The pasande can be adapted for the tastebuds of the oriental as well as the westerner alike. Pushpesh Pant on the favourite cut of meat

THE literal translation of the word pasande is the favoured one, in this case the most preferred cut of meat. We are told that the name derives from pasandida or dilpasand meaning the favourite. This is the cut which resembles the western steak the most and delights alike the oriental and the westerners.

Some who are not happy without a dash of jargon insist on calling it the piccata. There are as many recipes of pasande on the subcontinent as there are regional culinary styles. Different spicing and aromatics provide breathtaking improvisations on this tasty theme. In Lucknow, it goes by the name of parchey, which is a thin wafer a sheet of paper in singular is a parcha.

Chef’s special

Ingredients

1kg lean mutton from the leg cut into pasande
120 gm curd
Salt to taste
Red chilli powder (to taste) 1½ tsp
Coriander seeds powdered 1 ½ tsp
Cumin seeds 1 tsp
Methi leaves dried or fresh leaves finely chopped 1 tbs
Green chillies chopped and
deseeded
Onion paste 3 tbs
Garlic ground 1½ tbs
Ginger paste 1½ tbs
Ghee or oil 125gm
Black cardamoms whole six
Cloves whole six
Cinnamon sticks whole two of 2"
Onions thinly and evenly sliced 115gm

Method

Remove white membranes from the surface of the meat. Cut ½" thick strips and about 2" square. Beat each piece with the back of a knife or wooden hammer, wetting knife or hammer with a little water to avoid sticking, till they are flattened out and fibres broken. Meat thus cut and beaten is called Pasanda. Mix curd, salt, chillies, coriander seeds,

turmeric, cumin seeds, fenugreek leaves, green chillies, ground onions, garlic and ginger into the meat and marinade for half an hour. Heat the ghee and add cardamoms, cloves and cinnamon. Add sliced onions and fry till golden brown. Remove the pan from the fire. Add meat spreading the pieces flat and evenly. Add one cup of water. Cover and cook on medium heat. When tender and very little water remains, put on dum till water dries up and only ghee remains.

Interestingly, the Avadhi epicure priding himself on delicacy and refinement even fabricates parchey out of chicken. In Delhi, the gourmet take delight in badam pasande, a more robust and richer dish always made with red meat.

A more elaborate a dish is created when the chef serves a stack of pasande as taash kebab.

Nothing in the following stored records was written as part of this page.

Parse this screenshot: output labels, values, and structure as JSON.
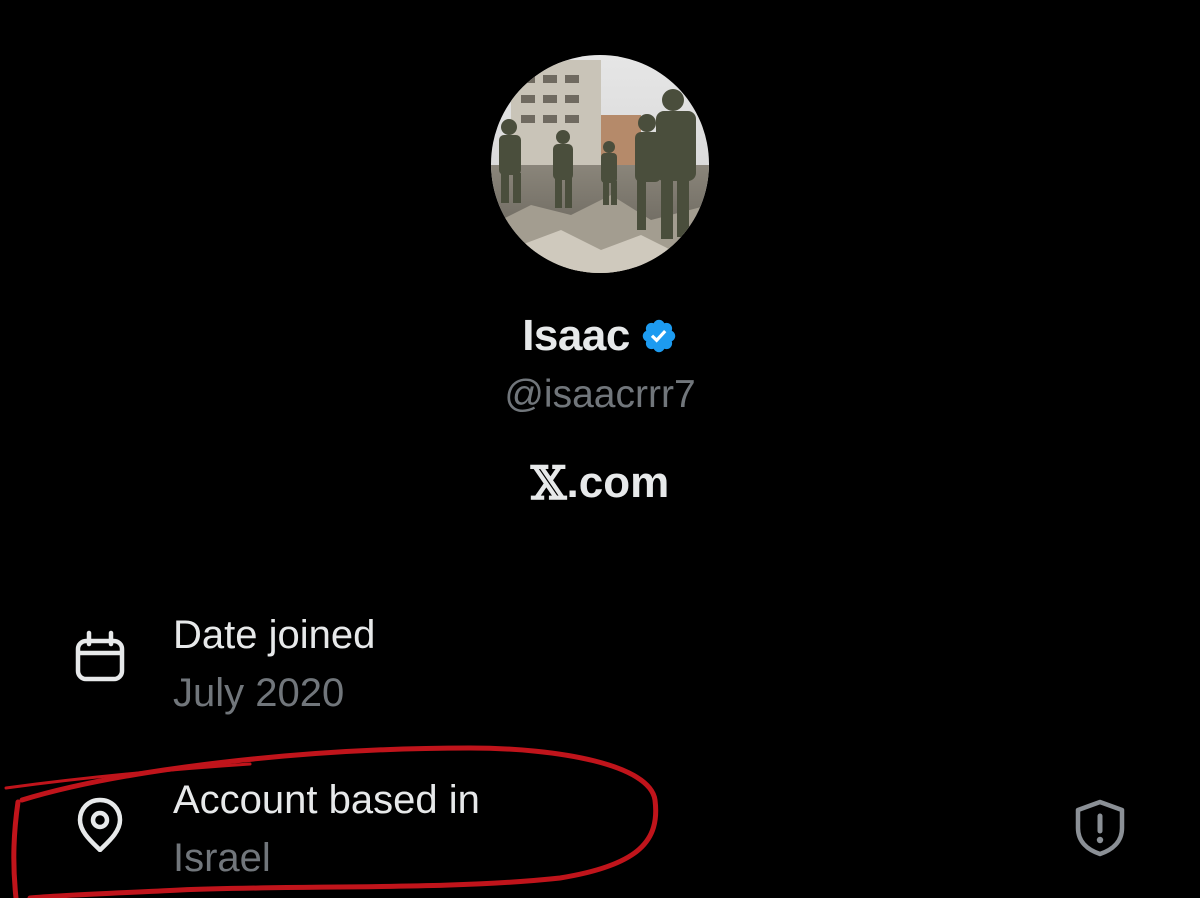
{
  "profile": {
    "display_name": "Isaac",
    "verified": true,
    "handle": "@isaacrrr7",
    "avatar_description": "avatar-photo"
  },
  "site": {
    "logo_glyph": "𝕏",
    "text": ".com"
  },
  "details": {
    "date_joined": {
      "label": "Date joined",
      "value": "July 2020",
      "icon": "calendar-icon"
    },
    "account_based_in": {
      "label": "Account based in",
      "value": "Israel",
      "icon": "location-pin-icon",
      "trailing_icon": "shield-alert-icon"
    }
  },
  "colors": {
    "background": "#000000",
    "primary_text": "#e7e9ea",
    "secondary_text": "#71767b",
    "verified_badge": "#1d9bf0",
    "annotation": "#c0141b"
  }
}
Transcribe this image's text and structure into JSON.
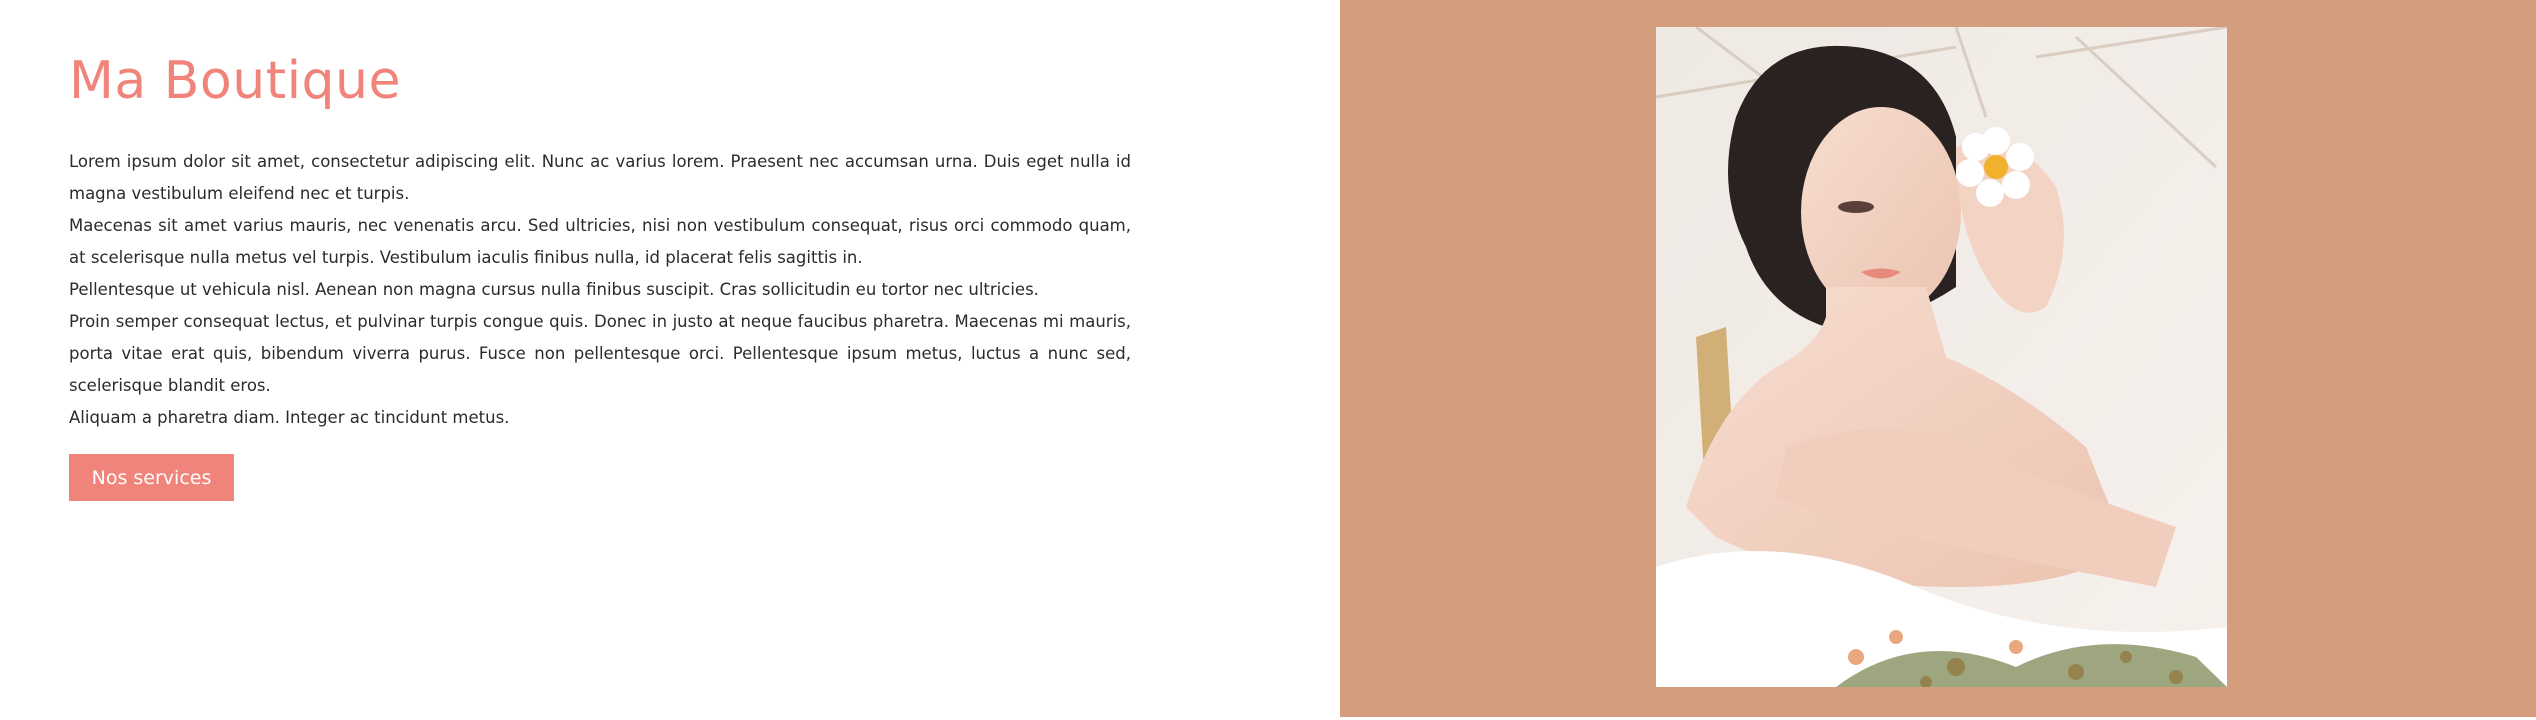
{
  "hero": {
    "title": "Ma Boutique",
    "paragraphs": [
      "Lorem ipsum dolor sit amet, consectetur adipiscing elit. Nunc ac varius lorem. Praesent nec accumsan urna. Duis eget nulla id magna vestibulum eleifend nec et turpis.",
      "Maecenas sit amet varius mauris, nec venenatis arcu. Sed ultricies, nisi non vestibulum consequat, risus orci commodo quam, at scelerisque nulla metus vel turpis. Vestibulum iaculis finibus nulla, id placerat felis sagittis in.",
      "Pellentesque ut vehicula nisl. Aenean non magna cursus nulla finibus suscipit. Cras sollicitudin eu tortor nec ultricies.",
      "Proin semper consequat lectus, et pulvinar turpis congue quis. Donec in justo at neque faucibus pharetra. Maecenas mi mauris, porta vitae erat quis, bibendum viverra purus. Fusce non pellentesque orci. Pellentesque ipsum metus, luctus a nunc sed, scelerisque blandit eros.",
      "Aliquam a pharetra diam. Integer ac tincidunt metus."
    ],
    "cta_label": "Nos services"
  },
  "colors": {
    "accent": "#f0837a",
    "panel": "#d49e7e",
    "text": "#2b2b2b"
  }
}
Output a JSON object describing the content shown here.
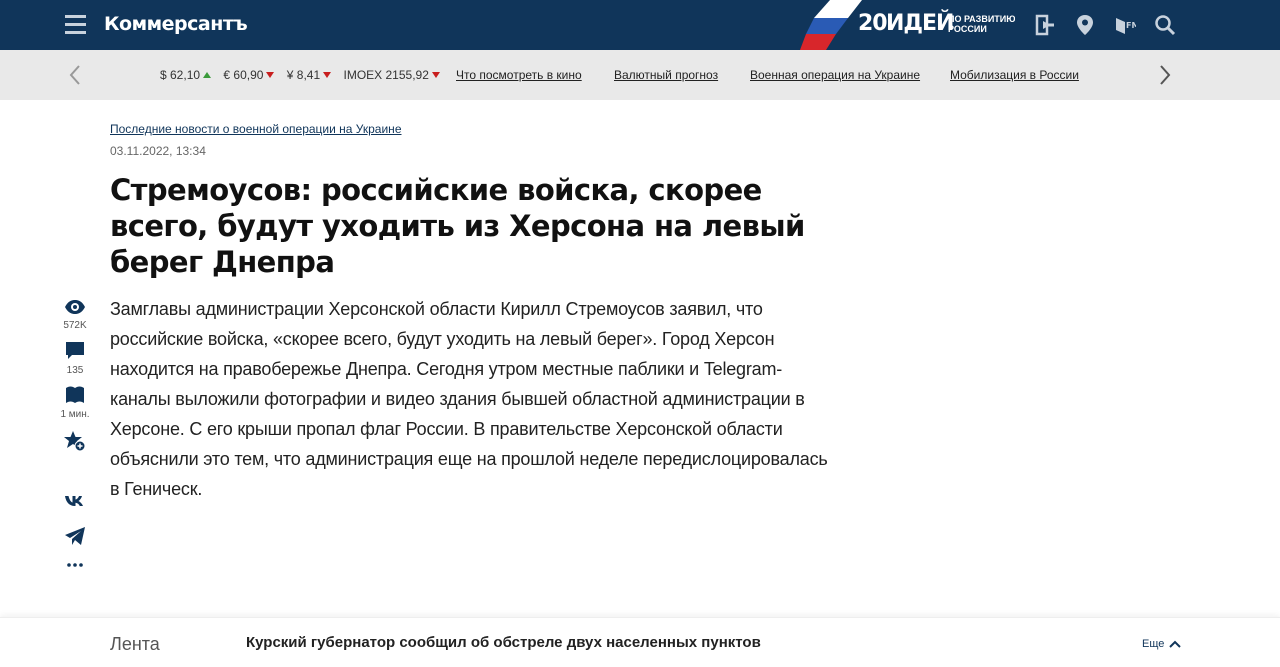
{
  "header": {
    "logo": "Коммерсантъ",
    "promo_number": "20",
    "promo_word": "ИДЕЙ",
    "promo_sub": "ПО РАЗВИТИЮ РОССИИ",
    "icons": [
      "login-icon",
      "location-icon",
      "radio-fm-icon",
      "search-icon"
    ],
    "colors": {
      "bar": "#10355a",
      "ticker_bg": "#e9e9e9",
      "up": "#3a9a3a",
      "down": "#c81e1e"
    }
  },
  "ticker": {
    "rates": [
      {
        "label": "$ 62,10",
        "trend": "up"
      },
      {
        "label": "€ 60,90",
        "trend": "down"
      },
      {
        "label": "¥ 8,41",
        "trend": "down"
      },
      {
        "label": "IMOEX 2155,92",
        "trend": "down"
      }
    ],
    "links": [
      "Что посмотреть в кино",
      "Валютный прогноз",
      "Военная операция на Украине",
      "Мобилизация в России"
    ]
  },
  "article": {
    "rubric": "Последние новости о военной операции на Украине",
    "date": "03.11.2022, 13:34",
    "title": "Стремоусов: российские войска, скорее всего, будут уходить из Херсона на левый берег Днепра",
    "lead": "Замглавы администрации Херсонской области Кирилл Стремоусов заявил, что российские войска, «скорее всего, будут уходить на левый берег». Город Херсон находится на правобережье Днепра. Сегодня утром местные паблики и Telegram-каналы выложили фотографии и видео здания бывшей областной администрации в Херсоне. С его крыши пропал флаг России. В правительстве Херсонской области объяснили это тем, что администрация еще на прошлой неделе передислоцировалась в Геническ."
  },
  "rail": {
    "views": "572K",
    "comments": "135",
    "reading_time": "1 мин."
  },
  "feed": {
    "title": "Лента",
    "headline": "Курский губернатор сообщил об обстреле двух населенных пунктов",
    "more": "Еще"
  }
}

One may well ask why is it that one encounters pasande only rarely.

The fact of the matter is preparing pasande is quite a bothersome task. First a large slab of meat is slit from the leg and then it is slit from the middle thinning it considerably. Next comes the flattening with the heavy meat carver. What follows is scoring marking the rectangles with criss-cross taking great care that the sharp-edged does not cut through the meat. To facilitate the process it has to be regularly sprinkled with few drops of water. It goes witho ut saying that no fat, membrane, or tendons are allowed to remain. Then the pieces are gently placed together in bite-size pieces. All this is worth the trouble-it allows the meat to soak in the flavourful marinade, cooking time is considerably reduced and the meat retains its juicy succulence.

Pasande are best served draped in a thick sauce-like gravy and are equally enjoyable with chapatti or rice. We have had the good fortune of savouring pasanda kebab in not one but two equally seductive avatars. It was in Hyderabad that we were won over by the pathar kebab — a piquant pasanda grilled on volcanic stone and it was in Gorakhpur that good-old Waheed Miyan intrigued us with the Bihari kebab, a pasande spit-roasted on a skewer.

The best part is that once the butcher has taken care of the tedious task of preparing the pasande, and the marination has been done beforehand (preferably overnight), the exotic delicacy can be prepared in a jiffy.